Las Vegas Sun

March 29, 2024

Jon Ralston:

Adelson vs. the Establishment — again

In 1998, Sheldon Adelson put his money where his ideology was and rolled snake eyes.

The Las Vegas Sands chairman set out to change the composition of a board that had much more dominion over his daily life than anyone in Congress or the Knesset — the Clark County Commission. And he was equally determined to disarm an enemy that was regularly lobbing the political equivalent of SCUD missiles his way — the Culinary Union.

Adelson failed in both missions, frustrated by an electorate with too many Democrats and a GOP power structure only too eager to do what Adelson was loath to do: compromise.

In yet another political endeavor that year, Adelson tried to defeat — nay, destroy — a former employee running for Congress, but his ex-political counselor, Shelley Berkley, won a congressional seat despite his efforts.

As the national media tries to figure out just who the guy is who funded the $5 million life-support mechanism for Newt Gingrich’s presidential campaign, I find myself amused at how much — and how little — has changed since Adelson burst onto the political scene here in the 1990s. And despite those setbacks almost a decade and a half ago, Adelson remains the same, immutable force of nature, an anti-Establishment (Mitt who?) billionaire who like most fantastically wealthy guys doesn’t really understand politics but unlike so many of them is willing to pony up for a cause he believes in, whether personal or political.

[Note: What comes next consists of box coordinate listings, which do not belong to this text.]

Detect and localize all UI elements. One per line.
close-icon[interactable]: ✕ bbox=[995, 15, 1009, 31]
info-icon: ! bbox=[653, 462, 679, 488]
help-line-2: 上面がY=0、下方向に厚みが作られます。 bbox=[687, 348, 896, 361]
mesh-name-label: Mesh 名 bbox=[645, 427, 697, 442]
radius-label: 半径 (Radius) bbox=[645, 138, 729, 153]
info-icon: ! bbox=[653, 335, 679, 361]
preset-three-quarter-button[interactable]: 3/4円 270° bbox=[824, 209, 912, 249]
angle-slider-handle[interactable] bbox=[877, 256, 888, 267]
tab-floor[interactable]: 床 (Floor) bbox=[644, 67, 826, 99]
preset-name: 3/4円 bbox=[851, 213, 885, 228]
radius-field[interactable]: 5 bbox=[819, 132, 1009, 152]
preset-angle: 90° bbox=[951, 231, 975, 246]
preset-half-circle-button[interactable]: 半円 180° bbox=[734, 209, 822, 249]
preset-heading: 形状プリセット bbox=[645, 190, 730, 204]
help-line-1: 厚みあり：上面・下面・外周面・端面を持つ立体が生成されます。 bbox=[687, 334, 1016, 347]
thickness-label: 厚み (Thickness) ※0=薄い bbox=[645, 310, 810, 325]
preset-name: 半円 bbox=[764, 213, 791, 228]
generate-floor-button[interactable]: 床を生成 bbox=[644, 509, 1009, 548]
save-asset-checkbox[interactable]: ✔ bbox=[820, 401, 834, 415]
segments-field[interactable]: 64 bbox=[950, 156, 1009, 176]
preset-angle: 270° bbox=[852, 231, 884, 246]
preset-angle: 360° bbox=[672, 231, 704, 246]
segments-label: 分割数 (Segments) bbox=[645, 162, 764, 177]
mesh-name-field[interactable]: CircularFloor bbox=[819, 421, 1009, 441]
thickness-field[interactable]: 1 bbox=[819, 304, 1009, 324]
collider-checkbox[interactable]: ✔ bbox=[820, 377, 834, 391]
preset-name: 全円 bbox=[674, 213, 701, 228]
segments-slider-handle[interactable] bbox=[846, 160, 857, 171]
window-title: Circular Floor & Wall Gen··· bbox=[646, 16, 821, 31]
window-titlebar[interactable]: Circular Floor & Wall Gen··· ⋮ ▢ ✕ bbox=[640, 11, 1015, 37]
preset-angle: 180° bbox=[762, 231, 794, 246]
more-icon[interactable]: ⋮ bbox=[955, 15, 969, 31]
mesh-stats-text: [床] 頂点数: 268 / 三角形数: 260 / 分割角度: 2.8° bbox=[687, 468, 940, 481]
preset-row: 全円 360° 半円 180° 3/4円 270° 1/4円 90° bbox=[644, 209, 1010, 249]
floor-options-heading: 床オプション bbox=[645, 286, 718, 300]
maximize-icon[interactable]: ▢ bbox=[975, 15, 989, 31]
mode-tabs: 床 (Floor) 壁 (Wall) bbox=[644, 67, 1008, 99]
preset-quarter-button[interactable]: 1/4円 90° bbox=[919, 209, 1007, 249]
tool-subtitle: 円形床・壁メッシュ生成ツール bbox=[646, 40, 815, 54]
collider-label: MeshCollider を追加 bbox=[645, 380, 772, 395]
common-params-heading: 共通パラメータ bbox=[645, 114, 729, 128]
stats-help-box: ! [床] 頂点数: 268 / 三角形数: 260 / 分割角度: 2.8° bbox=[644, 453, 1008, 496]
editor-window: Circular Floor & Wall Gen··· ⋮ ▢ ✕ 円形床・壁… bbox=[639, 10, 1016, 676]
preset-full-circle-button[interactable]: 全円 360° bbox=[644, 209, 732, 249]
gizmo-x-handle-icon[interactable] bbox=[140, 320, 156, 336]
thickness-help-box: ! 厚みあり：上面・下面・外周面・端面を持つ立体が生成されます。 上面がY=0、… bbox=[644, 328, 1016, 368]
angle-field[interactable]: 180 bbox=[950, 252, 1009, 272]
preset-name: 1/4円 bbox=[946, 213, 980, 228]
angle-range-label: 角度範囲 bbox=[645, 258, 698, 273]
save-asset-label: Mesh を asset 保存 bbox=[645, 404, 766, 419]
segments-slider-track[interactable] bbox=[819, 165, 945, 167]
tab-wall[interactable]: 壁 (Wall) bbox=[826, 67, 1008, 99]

Adelson was an outsider when he bought into the Las Vegas Strip about 20 years ago, having become rich through his ownership and then sale of the computer show COMDEX. Adelson had infuriated local convention officials with his business practices and his long war with those folks, who were on great terms with almost every other casino owner, consumed him for many years. He eventually would build a convention center at the hotel he purchased, the Las Vegas Sands, the place the Rat Pack made famous.

In many ways, Adelson was the anti-Steve Wynn, the poet laureate of the Las Vegas casino renaissance who would regale the local and national media with an unmatched panache. All in all, the more reclusive Adelson would rather be in Israel, starting a newspaper, helping his friend, Bibi Netanyahu, or just building. Although Wynn was known for his private, volcanic outbursts — been there, experienced that — Adelson was seen as the prickly one and he had no interest in massaging his image with a media he thought was inherently hostile.

I think Wynn was skeptical, perhaps even disdainful, of Adelson when he razed the Sands and built the Venetian (I always wondered how the Chairman of the Board would have liked what the chairman of the board did with his place). But with the eventual addition of the Palazzo and Adelson’s well-documented — yes, Steve, even visionary — investment in Macau, Wynn surely developed a grudging respect and the two have now bonded in their mutual revulsion toward the president. (Unlike Wynn, I doubt Adelson voted for Obama.)

Adelson has ventured into local, state, national and international politics plenty of times before he found that $5 million this month to give to Gingrich’s super-PAC. He invested millions in ex-House Majority Leader Dick Armey’s Freedom Works and Gingrich’s American Solutions as well as, mostly unsuccessfully, trying to affect Nevada political outcomes.

Adelson’s relationship with Gingrich actually began in 1995 when the casino boss and Israeli hawk went to Washington to lobby on the Jerusalem Embassy Act. Adelson was walking down a corridor with then-Georgia Rep. John Linder when they encountered the speaker. Linder introduced them, they chatted and a friendship was born. The Adelson-Gingrich relationship actually blossomed after the speaker left Congress as the Las Vegan funded his PAC and they kept in touch over Israel and other issues.

Adelson’s $5 million this month really was a favor for a faltering friend, a life preserver thrown with no reason to believe it would save him but enough to keep him afloat through Saturday’s South Carolina primary. Adelson, I’m reliably told, has made no other promise of funding until after that balloting, which could either revive or entomb Gingrich.

No matter what happens with the speaker, Adelson will continue to do what he wants to do — ah, the luxury of being a multibillionaire — and will be as mercurial as ever. He infuriated his Strip colleagues recently by opposing web poker legalization, despite many entreaties, including from GOP Gov. Brian Sandoval. But he has joined the Nevada Resort Association, which he shunned for years (ironically, Wynn is no longer a member), has accomplished political and public relations pros around him and he is ready to throw the dice again on the political felt.

As President Barack Obama and Senate hopeful Berkley know, the eighth-richest man in the country has nothing to lose.